Monday, July 1, 2013

Puma – An untapped safety resource

While living and working in the Pacific Northwest portion of the United States I met a puma face-to-face for the first time. In this part of the world puma is another name for mountain lion, or cougar, or panther – all describing this large wild American predatory cat. I was at a roasting for a long time supervisor, Herman, who had finally reached retirement age. As he took part in the lighthearted fun one of his associates asked about his wife’s nickname, “The Puma.” Why was she called this, and what was her real name, anyway?  Herman brought his wife on stage and introduced her as Dorothy and then explained how she became The Puma. Early in his career each work day ended at a local bar where the production leadership discussed the day’s events over adult beverages.

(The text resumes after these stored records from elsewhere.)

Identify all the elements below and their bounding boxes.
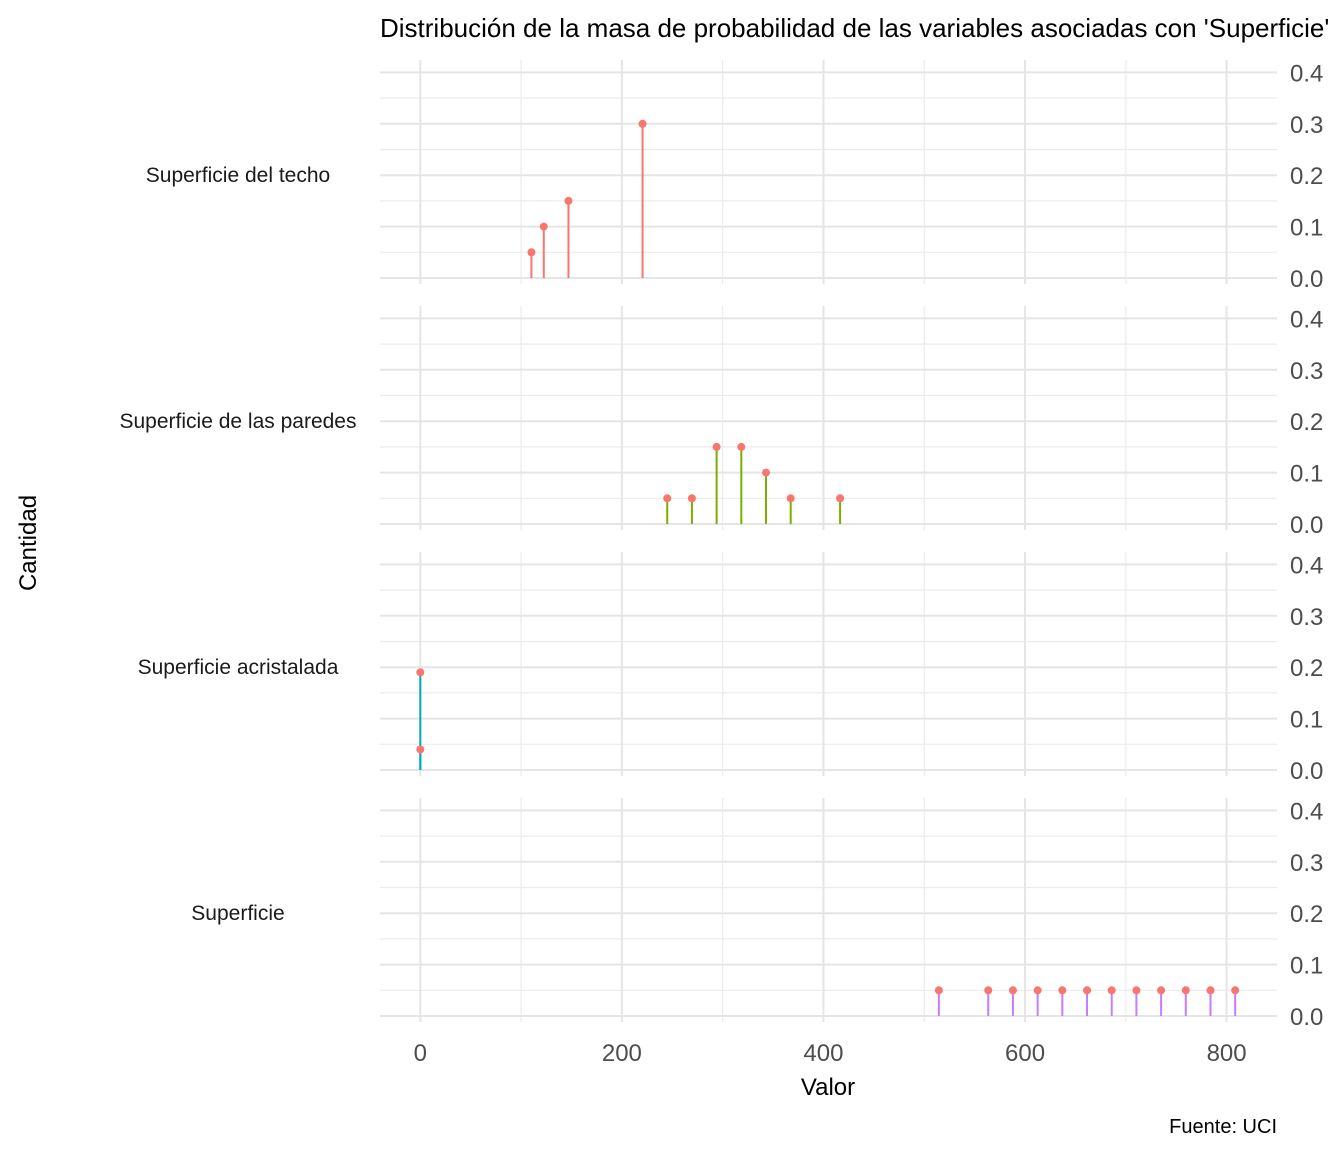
data-point (786, 494, 795, 503)
y-tick-label: 0.0 (1290, 266, 1323, 293)
data-point (712, 442, 721, 451)
data-point (1231, 986, 1240, 995)
data-point (762, 468, 771, 477)
x-tick-label: 0 (414, 1040, 427, 1067)
data-point (687, 494, 696, 503)
data-point (737, 442, 746, 451)
y-tick-label: 0.1 (1290, 953, 1323, 980)
data-point (1083, 986, 1092, 995)
x-tick-label: 200 (602, 1040, 642, 1067)
y-tick-label: 0.2 (1290, 655, 1323, 682)
data-point (416, 668, 425, 677)
facet-label: Superficie de las paredes (120, 410, 357, 433)
facet-panel: 0.0 0.1 0.2 0.3 0.4 Superficie (191, 798, 1323, 1031)
y-tick-label: 0.4 (1290, 798, 1323, 825)
y-tick-label: 0.0 (1290, 758, 1323, 785)
x-tick-label: 400 (803, 1040, 843, 1067)
facet-panel: 0.0 0.1 0.2 0.3 0.4 Superficie de las paredes (120, 306, 1323, 539)
data-point (984, 986, 993, 995)
data-point (934, 986, 943, 995)
data-point (416, 745, 425, 754)
data-point (1181, 986, 1190, 995)
y-tick-label: 0.3 (1290, 604, 1323, 631)
y-tick-label: 0.0 (1290, 1004, 1323, 1031)
y-tick-label: 0.1 (1290, 707, 1323, 734)
x-tick-label: 800 (1207, 1040, 1247, 1067)
data-point (1132, 986, 1141, 995)
y-tick-label: 0.3 (1290, 850, 1323, 877)
data-point (527, 248, 536, 257)
y-tick-label: 0.3 (1290, 112, 1323, 139)
y-tick-label: 0.0 (1290, 512, 1323, 539)
facet-label: Superficie (191, 902, 284, 925)
facet-label: Superficie acristalada (138, 656, 339, 679)
data-point (1206, 986, 1215, 995)
facet-panel: 0.0 0.1 0.2 0.3 0.4 Superficie acristalada (138, 552, 1323, 785)
y-tick-label: 0.4 (1290, 60, 1323, 87)
y-tick-label: 0.1 (1290, 215, 1323, 242)
data-point (1107, 986, 1116, 995)
x-axis-title: Valor (801, 1074, 855, 1101)
chart-caption: Fuente: UCI (1169, 1116, 1277, 1138)
y-tick-label: 0.2 (1290, 163, 1323, 190)
facet-panel: 0.0 0.1 0.2 0.3 0.4 Superficie del techo (146, 60, 1323, 293)
data-point (638, 119, 647, 128)
data-point (1157, 986, 1166, 995)
y-tick-label: 0.2 (1290, 901, 1323, 928)
data-point (663, 494, 672, 503)
y-tick-label: 0.1 (1290, 461, 1323, 488)
y-tick-label: 0.4 (1290, 552, 1323, 579)
data-point (1008, 986, 1017, 995)
y-tick-label: 0.3 (1290, 358, 1323, 385)
y-tick-label: 0.4 (1290, 306, 1323, 333)
data-point (836, 494, 845, 503)
x-tick-label: 600 (1005, 1040, 1045, 1067)
data-point (1058, 986, 1067, 995)
data-point (539, 222, 548, 231)
facet-label: Superficie del techo (146, 164, 330, 187)
y-axis-title: Cantidad (15, 495, 42, 591)
x-axis-ticks: 0 200 400 600 800 (414, 1040, 1247, 1067)
y-tick-label: 0.2 (1290, 409, 1323, 436)
chart-title: Distribución de la masa de probabilidad … (380, 13, 1329, 43)
data-point (564, 196, 573, 205)
data-point (1033, 986, 1042, 995)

One evening Dorothy brought in his three young children, cleared away seats next to him at the bar, sat his kids down next to him and then loudly said something like, “Children this is your father and this is the only way you will ever get to know him!” She spun and walked out of the bar leaving him embarrassed with his three youngsters. She thus got the handle The Puma and quickly got the father back home with his children as well. 

Recently one of our customers related a similar story that brought home the often overlooked power of a spouse. In this case an employee broke an important safety rule and experienced a close call that could just as easily have become a serious injury or fatality. As the organization’s leadership reviewed the event with this man, he was informed that his serious infraction could very easily be turned into a discharge. However, instead he would be allowed to continue work if he took a half day off with pay to think over the situation and during this time at home review the event with his wife.The next day he would report back to the manager and discuss what transpired. 

The report out revealed the worker’s wife became extremely upset not only at the possibility of a severe injury, but also the fact that one of the reasons this man had joined the organization was because of their excellent safety reputation. “So why would you take this chance when you knew better for all kinds of reasons?”  It had an indelible impact on him that changed his path and, as he voluntarily shared this with his work group, their future safety culture as well. I know of organizations that mail appropriate safety materials to employees’ homes, addressed to their spouses. This is because there is a noticeable impact on the employee and their families as a result of engaging the spouse in the importance of a 24/7 safety culture. Is there a way you can engage your organization’s spouse-Pumas and thereby improve your safety culture?